Airport Workers At O'Hare Are In The Middle Of A 1-Day Strike
By aaroncynic in News on Mar 31, 2016 6:51PM
Alderman Anthony Napolitano speaks at a press conference with striking workers outside of O'Hare Airport (photo via SEIU Local 1).
Baggage handlers, janitors, cabin cleaners, security officers and wheelchair attendants walked off the job early Thursday morning as part of a coordinated 24-hour strike with workers at nine other airports across the country. They’re demanding a raise in their wages to $15 an hour, as well as better training, health benefits, improved safety standards, and better security in the wake of the terrorist attack in Brussels.

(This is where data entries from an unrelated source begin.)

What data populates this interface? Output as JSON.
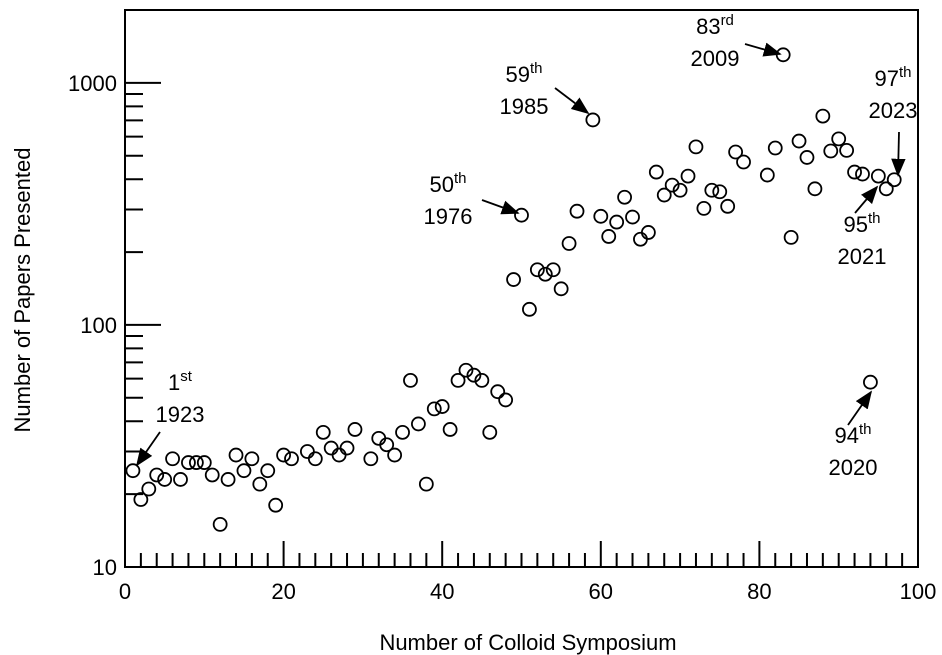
{
  "chart_data": {
    "type": "scatter",
    "xlabel": "Number of Colloid Symposium",
    "ylabel": "Number of Papers Presented",
    "log_y": true,
    "xlim": [
      0,
      100
    ],
    "xticks": [
      0,
      20,
      40,
      60,
      80,
      100
    ],
    "ylim": [
      10,
      2000
    ],
    "yticks": [
      10,
      100,
      1000
    ],
    "color": "#000000",
    "x": [
      1,
      2,
      3,
      4,
      5,
      6,
      7,
      8,
      9,
      10,
      11,
      12,
      13,
      14,
      15,
      16,
      17,
      18,
      19,
      20,
      21,
      23,
      24,
      25,
      26,
      27,
      28,
      29,
      31,
      32,
      33,
      34,
      35,
      36,
      37,
      38,
      39,
      40,
      41,
      42,
      43,
      44,
      45,
      46,
      47,
      48,
      49,
      50,
      51,
      52,
      53,
      54,
      55,
      56,
      57,
      59,
      60,
      61,
      62,
      63,
      64,
      65,
      66,
      67,
      68,
      69,
      70,
      71,
      72,
      73,
      74,
      75,
      76,
      77,
      78,
      81,
      82,
      83,
      84,
      85,
      86,
      87,
      88,
      89,
      90,
      91,
      92,
      93,
      94,
      95,
      96,
      97
    ],
    "values": [
      25,
      19,
      21,
      24,
      23,
      28,
      23,
      27,
      27,
      27,
      24,
      15,
      23,
      29,
      25,
      28,
      22,
      25,
      18,
      29,
      28,
      30,
      28,
      36,
      31,
      29,
      31,
      37,
      28,
      34,
      32,
      29,
      36,
      59,
      39,
      22,
      45,
      46,
      37,
      59,
      65,
      62,
      59,
      36,
      53,
      49,
      154,
      284,
      116,
      169,
      162,
      169,
      141,
      217,
      295,
      703,
      281,
      232,
      266,
      337,
      279,
      226,
      241,
      428,
      344,
      378,
      360,
      412,
      544,
      303,
      360,
      355,
      309,
      518,
      471,
      416,
      538,
      1306,
      230,
      575,
      492,
      365,
      729,
      523,
      587,
      526,
      428,
      420,
      58,
      412,
      365,
      398
    ],
    "annotations": [
      {
        "ordinal": "1",
        "suffix": "st",
        "year": "1923"
      },
      {
        "ordinal": "50",
        "suffix": "th",
        "year": "1976"
      },
      {
        "ordinal": "59",
        "suffix": "th",
        "year": "1985"
      },
      {
        "ordinal": "83",
        "suffix": "rd",
        "year": "2009"
      },
      {
        "ordinal": "97",
        "suffix": "th",
        "year": "2023"
      },
      {
        "ordinal": "95",
        "suffix": "th",
        "year": "2021"
      },
      {
        "ordinal": "94",
        "suffix": "th",
        "year": "2020"
      }
    ]
  }
}
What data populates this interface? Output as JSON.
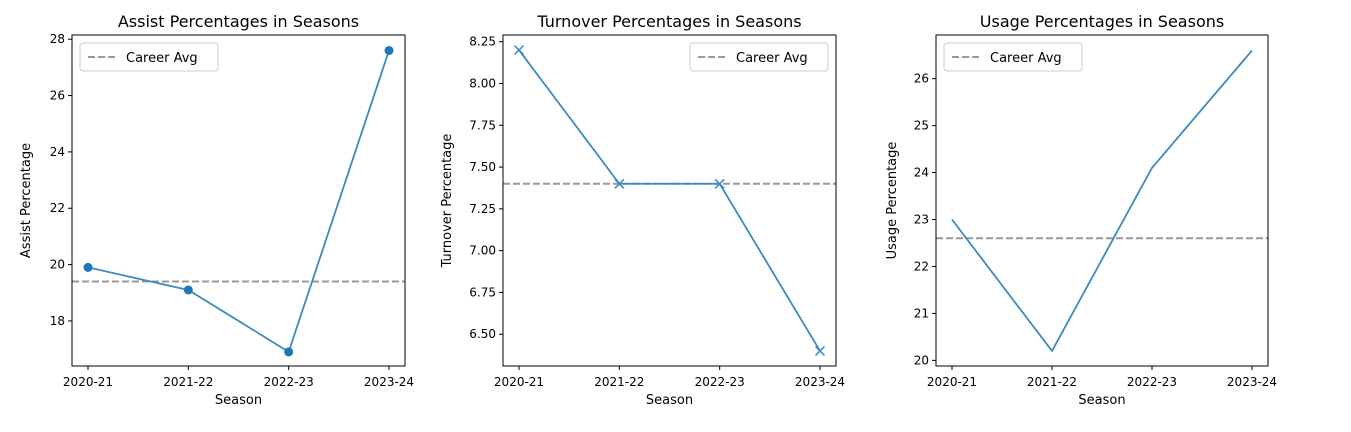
{
  "chart_data": [
    {
      "type": "line",
      "title": "Assist Percentages in Seasons",
      "xlabel": "Season",
      "ylabel": "Assist Percentage",
      "categories": [
        "2020-21",
        "2021-22",
        "2022-23",
        "2023-24"
      ],
      "values": [
        19.9,
        19.1,
        16.9,
        27.6
      ],
      "marker": "circle",
      "career_avg": 19.4,
      "legend": {
        "label": "Career Avg",
        "placement": "top-left"
      },
      "ylim": [
        16.4,
        28.15
      ],
      "yticks": [
        18,
        20,
        22,
        24,
        26,
        28
      ],
      "ytick_labels": [
        "18",
        "20",
        "22",
        "24",
        "26",
        "28"
      ],
      "grid": false
    },
    {
      "type": "line",
      "title": "Turnover Percentages in Seasons",
      "xlabel": "Season",
      "ylabel": "Turnover Percentage",
      "categories": [
        "2020-21",
        "2021-22",
        "2022-23",
        "2023-24"
      ],
      "values": [
        8.2,
        7.4,
        7.4,
        6.4
      ],
      "marker": "x",
      "career_avg": 7.4,
      "legend": {
        "label": "Career Avg",
        "placement": "top-right"
      },
      "ylim": [
        6.31,
        8.29
      ],
      "yticks": [
        6.5,
        6.75,
        7.0,
        7.25,
        7.5,
        7.75,
        8.0,
        8.25
      ],
      "ytick_labels": [
        "6.50",
        "6.75",
        "7.00",
        "7.25",
        "7.50",
        "7.75",
        "8.00",
        "8.25"
      ],
      "grid": false
    },
    {
      "type": "line",
      "title": "Usage Percentages in Seasons",
      "xlabel": "Season",
      "ylabel": "Usage Percentage",
      "categories": [
        "2020-21",
        "2021-22",
        "2022-23",
        "2023-24"
      ],
      "values": [
        23.0,
        20.2,
        24.1,
        26.6
      ],
      "marker": "none",
      "career_avg": 22.6,
      "legend": {
        "label": "Career Avg",
        "placement": "top-left"
      },
      "ylim": [
        19.88,
        26.93
      ],
      "yticks": [
        20,
        21,
        22,
        23,
        24,
        25,
        26
      ],
      "ytick_labels": [
        "20",
        "21",
        "22",
        "23",
        "24",
        "25",
        "26"
      ],
      "grid": false
    }
  ],
  "colors": {
    "line": "#3b8bc2",
    "marker": "#1f77b4",
    "avg_line": "#999999",
    "axes": "#000000"
  }
}
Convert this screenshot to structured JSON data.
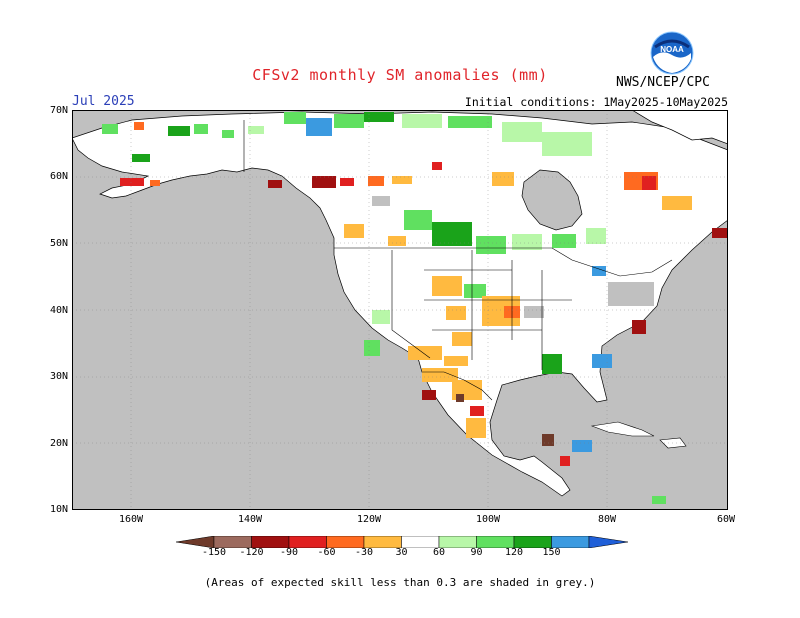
{
  "title": "CFSv2 monthly SM anomalies (mm)",
  "month": "Jul 2025",
  "initial_conditions": "Initial conditions: 1May2025-10May2025",
  "organization": "NWS/NCEP/CPC",
  "logo_text": "NOAA",
  "map": {
    "lat_labels": [
      "70N",
      "60N",
      "50N",
      "40N",
      "30N",
      "20N",
      "10N"
    ],
    "lon_labels": [
      "160W",
      "140W",
      "120W",
      "100W",
      "80W",
      "60W"
    ],
    "colors": {
      "ocean": "#c0c0c0",
      "land": "#ffffff",
      "low_skill": "#c0c0c0",
      "border": "#000000"
    }
  },
  "colorbar": {
    "labels": [
      "-150",
      "-120",
      "-90",
      "-60",
      "-30",
      "30",
      "60",
      "90",
      "120",
      "150"
    ],
    "colors": [
      "#6e3a2a",
      "#9c6a5e",
      "#a01010",
      "#e02020",
      "#ff6a20",
      "#ffba40",
      "#ffffff",
      "#b8f7a8",
      "#60e060",
      "#1aa31a",
      "#3b9ae0",
      "#1f5fd8"
    ]
  },
  "footnote": "(Areas of expected skill less than 0.3 are shaded in grey.)"
}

“Airport workers do their best to keep airports safe and secure for the millions of passengers who pass through every day,” read a statement from SEIU Local 1, the labor organization that’s been trying to organize the workers, who are currently subcontractors.
“Horrific attacks like the one that took place at the Brussels airport highlight the sensitive nature of all work at the airports. As workers at highly sensitive airports around the country, airport workers are well aware of the dangers and risks that unfortunately continue to be a threat. The workers are banding together to create a safer airport and better working conditions for all workers at O’ Hare.”
The workers were joined by Ald. Carlos Ramirez- Rosa and Ald. Anthony Napolitano, who both represent wards with large populations of airport workers.
Julio Godoy, a Guatemalan immigrant who has worked at O’Hare for two years as a cabin cleaner earning $10 an hour, told the Tribune he came to America seeking a better life and is trying to improve conditions here for him and fellow workers. “"I ended up in this company, and the thing is with companies like this they are constantly keeping workers down,” said Godoy. “I don't think that's OK, so I am working to change that."
Godoy also described some of the conditions at his workplace he wants to see improved:
“As cabin cleaners we have to deal with human blood, vomit and cleaning toilets. We do this with latex gloves only and I think we need better training to deal with this so that we're better protected.”
A spokesperson from the Chicago Department of Aviation said in a statement that the strike would have minimal impact on travel.
“The Chicago Department of Aviation (CDA) does not anticipate any impact to airport operations because of the proposed job action. We will continue to ensure that Chicago’s airports are safe and secure for our passengers and employees, while working to enhance the customer experience.”